Construction of the Jacques-Germain Soufflot designed Church of Ste Geneviève (patron Saint of Paris) began at the end of the 1750s, replacing an older church on the site. It was built to fulfil a vow made by King Louis XV after his recovery from an illness in 1744. Deconsecrated during the Révolution it was renamed the Panthéon (from the Greek word meaning every god) and dedicated as a memorial to all great Frenchmen. The building, in the Neoclassical style, is cruciform in outline and is covered with an imposing domed roof, visible across the city.
The interior is magnificently decorated with fresco paintings and mosaics depicting scenes from French history. Externally the building is distinguished by columns surmounted by pediments housing Pierre-Jean David d'Angers statues of many post-revolutionary heroes. Twice re and deconsecrated the now state owned Panthéon is again a mausoleum and memorial to the heroes of France, many of whom are interred within the vast crypt necropolis below the former church’s nave. These include Voltaire (whose brain is said to be housed in the Comédie Française), Jean Jacques Rousseau, Victor Hugo, Louis Pasteur, Emile Zola, Louis Braille, Pierre and Marie Curie, and notably - reinterred here in 2002, 132 years after his death - Alexandre Dumas.

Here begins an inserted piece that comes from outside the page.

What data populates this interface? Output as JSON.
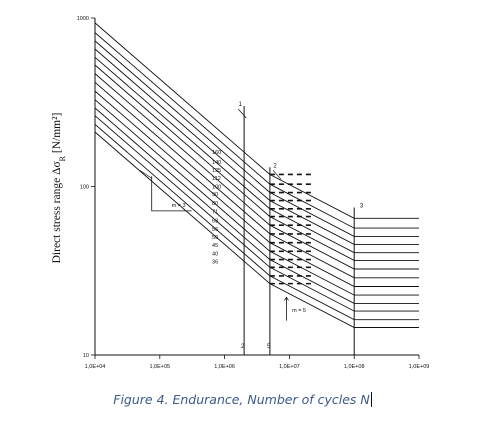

AUX GRANDS HOMMES LA PATRIE RECONNAISSANTE.


Tuesday, March 16, 2010

Paris - Comédie-Française - 1er


Plate XX Palais Royal Gardens, Comedie Francaise
My love of Paris (and most things French) is all Miss Cook’s fault. Miss Cook was my first French language teacher and to learn the French language she contended, one needed an appreciation also of French arts and culture. One of the characters who fired my imagination as a young student was Sarah Bernhardt - the Divine Sarah. Who could fail to be captivated by a woman who played Hamlet, was legendary for her performances as Marguérite Gautier in La Dame Aux Camélias, who continued to perform after the amputation of a leg and reputedly counted both Victor Hugo and Englands Edward VII (then Prince of Wales) among her many famous lovers. Sarah Bernhardt started her career at the Comédie-Française in 1862, although she was soon fired for slapping the face of a senior member of the company - then, due to her sheer talent, was later recalled. My kind of girl!
Of course, I couldn’t see Sarah (unless you count my visit to Père Lachaise cemetery), but I could get to the theatrical home (properly called the Salle Richelieu) of the Comédie, which is adjacent to the Palais Royal buildings. At the time of my visit the theatre (like the Opéra Garnier, the Grand Palais and even Notre Dame Cathedral) was undergoing restoration work, something the visitor to Europe soon learns to live with and appreciate*. A kindly workman did however allow me access into the lavishly decorated auditorium (who says the Parisians are unfriendly?!). Often associated with Molière, who died before the advent of the Comédie the theatre is one of three homes used by the acting troupe today constituting the Comédie-Française. It is also home to the brain of Voltaire (François-Marie Arouet).
* … I have given some thought to a book of my many photographs of European buildings under maintenance, reconstruction, renovation, cleaning or repair, to be called Itll be Nice When Its Finshed. The only problem is I dont think it ever will be!!